Mais on ne peut s'empêcher de se demander ce qui a été perdu avec la mort de ces œuvres.
L'une des peintures les plus célèbres pour commémorer leAttentats du 11 septembreest la petite toile abstraite de Richter intitulée simplement,septembre. Alors que cette toile appartient maintenant àMoMAet a été reproduit dans d'innombrables publications et estampes, l'histoire raconte que ce tableau était à un moment donné destiné aux flammes. Soit à cause du revirement de l'artiste, soit d'un investissement qui lui a retenu la main,septembreréussi à s'échapper.

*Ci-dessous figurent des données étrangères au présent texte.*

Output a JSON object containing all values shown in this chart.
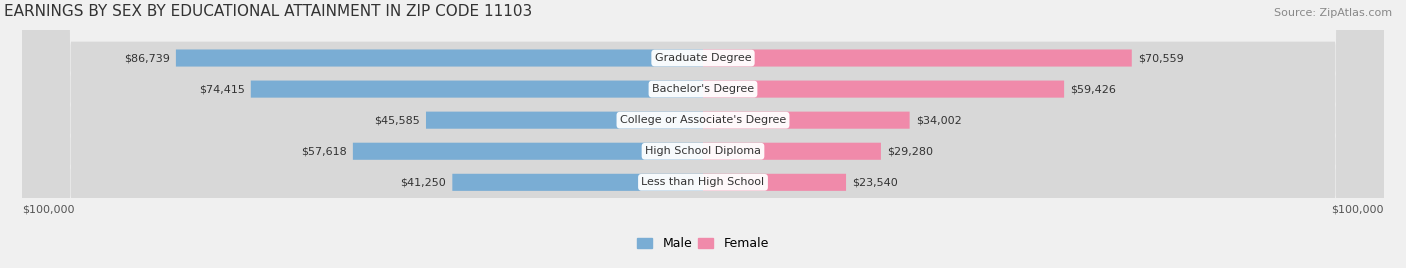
{
  "title": "EARNINGS BY SEX BY EDUCATIONAL ATTAINMENT IN ZIP CODE 11103",
  "source": "Source: ZipAtlas.com",
  "categories": [
    "Less than High School",
    "High School Diploma",
    "College or Associate's Degree",
    "Bachelor's Degree",
    "Graduate Degree"
  ],
  "male_values": [
    41250,
    57618,
    45585,
    74415,
    86739
  ],
  "female_values": [
    23540,
    29280,
    34002,
    59426,
    70559
  ],
  "max_value": 100000,
  "male_color": "#7aadd4",
  "female_color": "#f08aaa",
  "background_color": "#f0f0f0",
  "bar_bg_color": "#e0e0e0",
  "label_bg_color": "#ffffff",
  "male_label": "Male",
  "female_label": "Female",
  "axis_labels": [
    "$100,000",
    "$100,000"
  ],
  "title_fontsize": 11,
  "source_fontsize": 8,
  "bar_label_fontsize": 8,
  "category_fontsize": 8
}
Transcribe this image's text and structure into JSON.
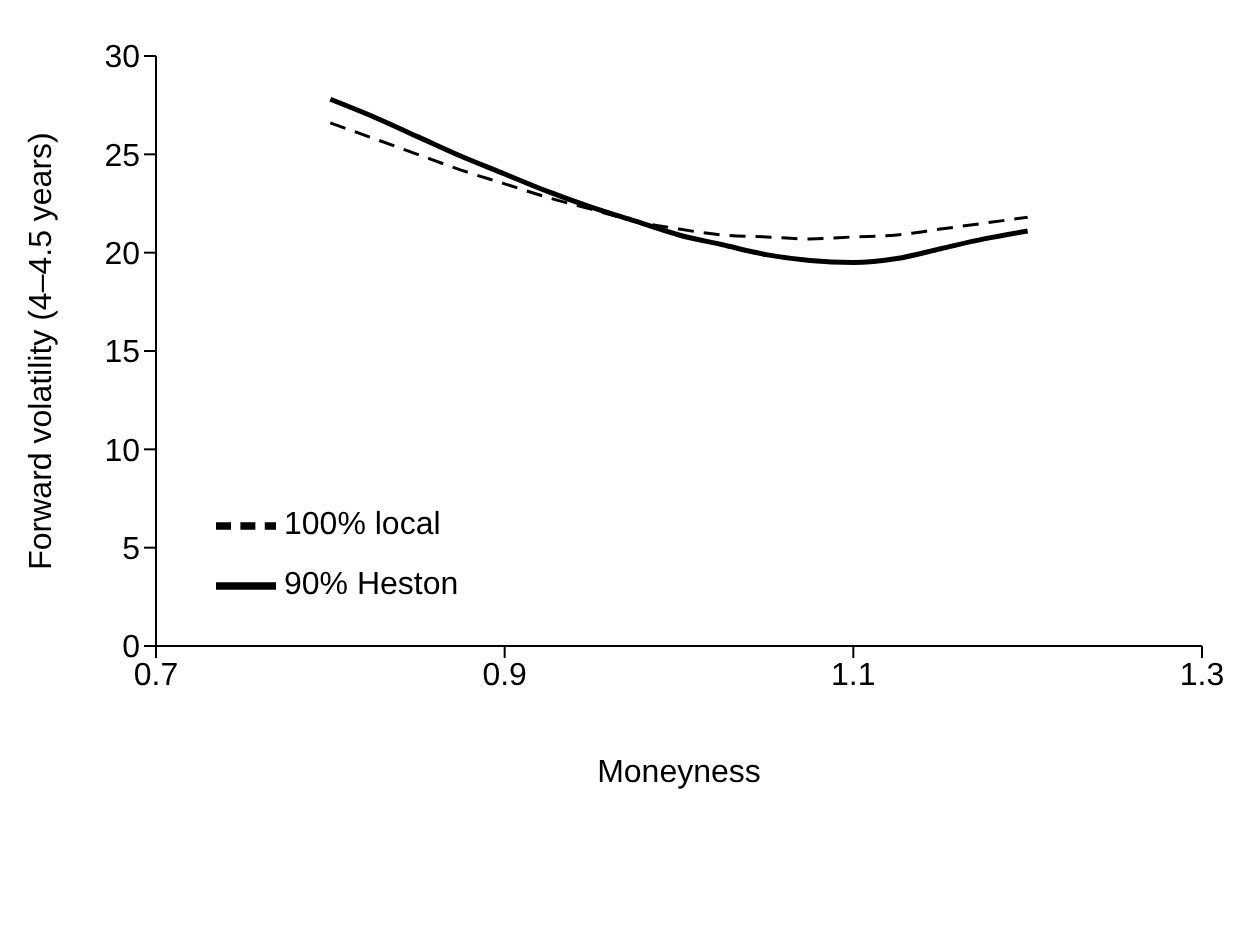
{
  "chart_data": {
    "type": "line",
    "xlabel": "Moneyness",
    "ylabel": "Forward volatility (4–4.5 years)",
    "x": [
      0.8,
      0.825,
      0.85,
      0.875,
      0.9,
      0.925,
      0.95,
      0.975,
      1.0,
      1.025,
      1.05,
      1.075,
      1.1,
      1.125,
      1.15,
      1.175,
      1.2
    ],
    "series": [
      {
        "name": "90% Heston",
        "color": "#000000",
        "line_style": "solid",
        "values": [
          27.8,
          26.9,
          25.9,
          24.9,
          24.0,
          23.1,
          22.3,
          21.6,
          20.9,
          20.4,
          19.9,
          19.6,
          19.5,
          19.7,
          20.2,
          20.7,
          21.1
        ]
      },
      {
        "name": "100% local",
        "color": "#000000",
        "line_style": "dashed",
        "values": [
          26.6,
          25.8,
          25.0,
          24.2,
          23.5,
          22.8,
          22.2,
          21.6,
          21.2,
          20.9,
          20.8,
          20.7,
          20.8,
          20.9,
          21.2,
          21.5,
          21.8
        ]
      }
    ],
    "xlim": [
      0.7,
      1.3
    ],
    "xticks": [
      0.7,
      0.9,
      1.1,
      1.3
    ],
    "ylim": [
      0,
      30
    ],
    "yticks": [
      0,
      5,
      10,
      15,
      20,
      25,
      30
    ],
    "grid": false,
    "legend": "left",
    "marker": "none"
  }
}
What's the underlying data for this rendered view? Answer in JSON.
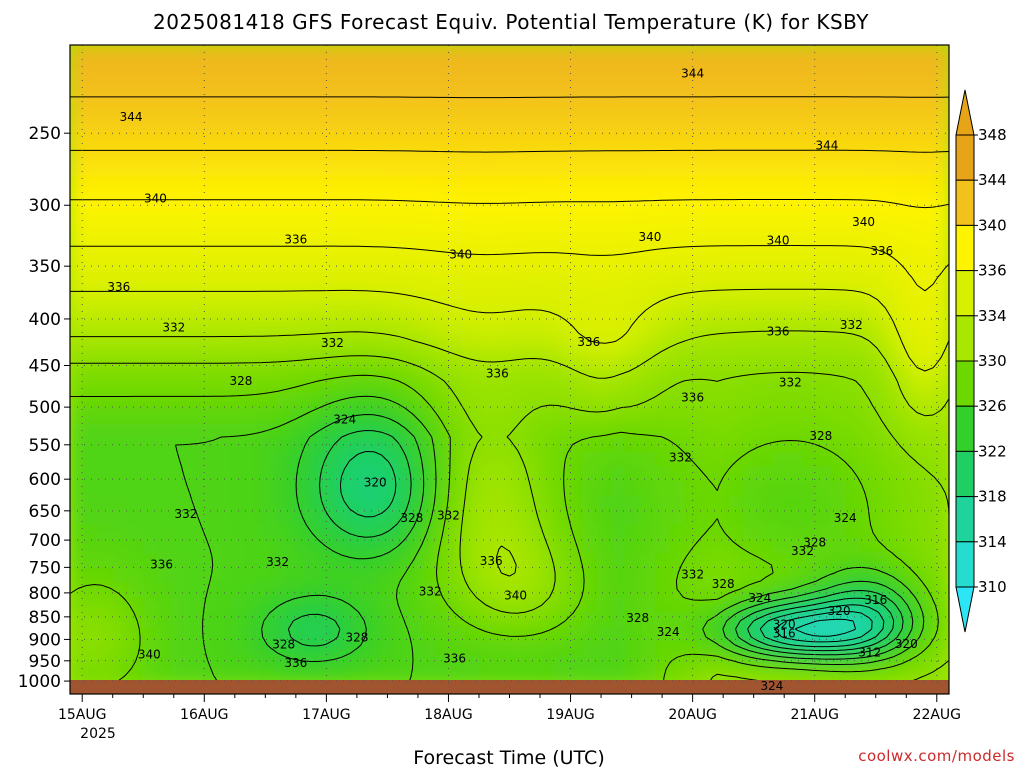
{
  "chart_data": {
    "type": "heatmap",
    "subtype": "time-height filled contour",
    "title": "2025081418 GFS Forecast Equiv. Potential Temperature (K) for KSBY",
    "xlabel": "Forecast Time (UTC)",
    "ylabel": "",
    "x_ticks": [
      "15AUG",
      "16AUG",
      "17AUG",
      "18AUG",
      "19AUG",
      "20AUG",
      "21AUG",
      "22AUG"
    ],
    "x_year_label": "2025",
    "y_ticks": [
      250,
      300,
      350,
      400,
      450,
      500,
      550,
      600,
      650,
      700,
      750,
      800,
      850,
      900,
      950,
      1000
    ],
    "y_axis": "pressure (hPa), inverted",
    "y_range": [
      1010,
      200
    ],
    "x_range_days": [
      -0.1,
      7.1
    ],
    "grid": true,
    "colorbar": {
      "ticks": [
        348,
        344,
        340,
        336,
        334,
        330,
        326,
        322,
        318,
        314,
        310
      ],
      "colors": [
        "#e8a418",
        "#f3c11c",
        "#fff400",
        "#d7f000",
        "#a9e600",
        "#6cd800",
        "#33cf2b",
        "#1fcf63",
        "#1ed39c",
        "#25dccf",
        "#2ce5f6"
      ],
      "extend": "both"
    },
    "ground_color": "#a05530",
    "contour_labels": [
      {
        "text": "344",
        "t": 0.4,
        "p": 240
      },
      {
        "text": "344",
        "t": 5.0,
        "p": 215
      },
      {
        "text": "344",
        "t": 6.1,
        "p": 258
      },
      {
        "text": "340",
        "t": 0.6,
        "p": 295
      },
      {
        "text": "340",
        "t": 3.1,
        "p": 340
      },
      {
        "text": "340",
        "t": 4.65,
        "p": 325
      },
      {
        "text": "340",
        "t": 5.7,
        "p": 328
      },
      {
        "text": "340",
        "t": 6.4,
        "p": 313
      },
      {
        "text": "340",
        "t": 0.55,
        "p": 935
      },
      {
        "text": "340",
        "t": 3.55,
        "p": 805
      },
      {
        "text": "336",
        "t": 1.75,
        "p": 327
      },
      {
        "text": "336",
        "t": 0.3,
        "p": 369
      },
      {
        "text": "336",
        "t": 4.15,
        "p": 424
      },
      {
        "text": "336",
        "t": 3.4,
        "p": 459
      },
      {
        "text": "336",
        "t": 5.0,
        "p": 488
      },
      {
        "text": "336",
        "t": 5.7,
        "p": 413
      },
      {
        "text": "336",
        "t": 6.55,
        "p": 337
      },
      {
        "text": "336",
        "t": 0.65,
        "p": 745
      },
      {
        "text": "336",
        "t": 3.35,
        "p": 738
      },
      {
        "text": "336",
        "t": 1.75,
        "p": 955
      },
      {
        "text": "336",
        "t": 3.05,
        "p": 945
      },
      {
        "text": "332",
        "t": 0.75,
        "p": 409
      },
      {
        "text": "332",
        "t": 2.05,
        "p": 425
      },
      {
        "text": "332",
        "t": 4.9,
        "p": 568
      },
      {
        "text": "332",
        "t": 5.8,
        "p": 470
      },
      {
        "text": "332",
        "t": 6.3,
        "p": 406
      },
      {
        "text": "332",
        "t": 0.85,
        "p": 655
      },
      {
        "text": "332",
        "t": 1.6,
        "p": 740
      },
      {
        "text": "332",
        "t": 3.0,
        "p": 658
      },
      {
        "text": "332",
        "t": 2.85,
        "p": 797
      },
      {
        "text": "332",
        "t": 5.0,
        "p": 764
      },
      {
        "text": "332",
        "t": 5.9,
        "p": 720
      },
      {
        "text": "328",
        "t": 1.3,
        "p": 468
      },
      {
        "text": "328",
        "t": 6.05,
        "p": 538
      },
      {
        "text": "328",
        "t": 2.7,
        "p": 662
      },
      {
        "text": "328",
        "t": 5.25,
        "p": 782
      },
      {
        "text": "328",
        "t": 4.55,
        "p": 853
      },
      {
        "text": "328",
        "t": 6.0,
        "p": 704
      },
      {
        "text": "328",
        "t": 1.65,
        "p": 912
      },
      {
        "text": "328",
        "t": 2.25,
        "p": 896
      },
      {
        "text": "324",
        "t": 2.15,
        "p": 516
      },
      {
        "text": "324",
        "t": 4.8,
        "p": 883
      },
      {
        "text": "324",
        "t": 5.55,
        "p": 810
      },
      {
        "text": "324",
        "t": 6.25,
        "p": 662
      },
      {
        "text": "324",
        "t": 5.65,
        "p": 1015
      },
      {
        "text": "320",
        "t": 2.4,
        "p": 605
      },
      {
        "text": "320",
        "t": 5.75,
        "p": 867
      },
      {
        "text": "320",
        "t": 6.2,
        "p": 838
      },
      {
        "text": "320",
        "t": 6.75,
        "p": 910
      },
      {
        "text": "316",
        "t": 5.75,
        "p": 887
      },
      {
        "text": "316",
        "t": 6.5,
        "p": 815
      },
      {
        "text": "312",
        "t": 6.45,
        "p": 930
      }
    ]
  },
  "credit": "coolwx.com/models"
}
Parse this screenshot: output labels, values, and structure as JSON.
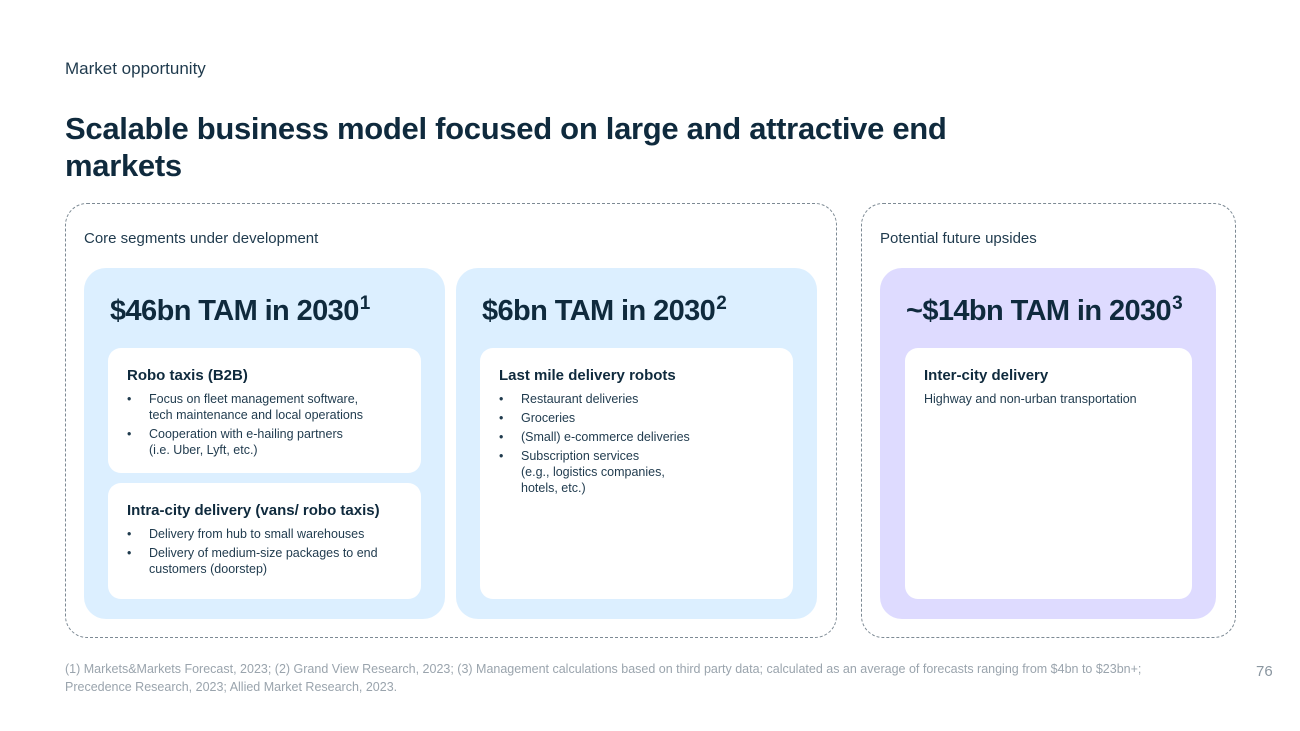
{
  "header": {
    "eyebrow": "Market opportunity",
    "title": "Scalable business model focused on large and attractive end markets"
  },
  "core": {
    "label": "Core segments under development",
    "panels": [
      {
        "tam": "$46bn TAM in 2030",
        "tam_sup": "1",
        "cards": [
          {
            "title": "Robo taxis (B2B)",
            "bullets": [
              "Focus on fleet management software,\ntech maintenance and local operations",
              "Cooperation with e-hailing partners\n(i.e. Uber, Lyft, etc.)"
            ]
          },
          {
            "title": "Intra-city delivery (vans/ robo taxis)",
            "bullets": [
              "Delivery from hub to small warehouses",
              "Delivery of medium-size packages to end\ncustomers (doorstep)"
            ]
          }
        ]
      },
      {
        "tam": "$6bn TAM in 2030",
        "tam_sup": "2",
        "cards": [
          {
            "title": "Last mile delivery robots",
            "bullets": [
              "Restaurant deliveries",
              "Groceries",
              "(Small) e-commerce deliveries",
              "Subscription services\n(e.g., logistics companies,\nhotels, etc.)"
            ]
          }
        ]
      }
    ]
  },
  "future": {
    "label": "Potential future upsides",
    "panel": {
      "tam": "~$14bn TAM in 2030",
      "tam_sup": "3",
      "card": {
        "title": "Inter-city delivery",
        "text": "Highway and non-urban transportation"
      }
    }
  },
  "footer": {
    "footnote": "(1) Markets&Markets Forecast, 2023; (2) Grand View Research, 2023; (3) Management calculations based on third party data; calculated as an average of forecasts ranging from $4bn to $23bn+; Precedence Research, 2023; Allied Market Research, 2023.",
    "page_number": "76"
  },
  "colors": {
    "text_dark": "#0f2a3d",
    "panel_blue": "#dcefff",
    "panel_purple": "#dedbff",
    "muted": "#9aa4ad"
  }
}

La perte de la pièce aurait laissé un grand vide, que nous l'ayons su ou non. Comme le souligne Blake Gopnik dans un pièce de 2011 dansSemaine d'actualités, 'Lorsque le plus grand peintre vivant du monde ne peut pas rendre justice à son thème, ne peut que le rendre flou et presque invisible, vous avez une idée de son énormité. L'impossibilité de condenser un tel sujet en art, ou en une somme finale, est le vrai, grand sujet deseptembre. '
Si nous obtenons autant de celui-ci, du petit travail, qu'est-ce qui nous manque dans les pièces qui n'ont pas eu cette chance ? Quels secrets murmureraient-ils sur le travail de l'artiste et quelles informations nous donneraient-ils sur notre propre vie et notre monde ? Nous ne saurons jamais.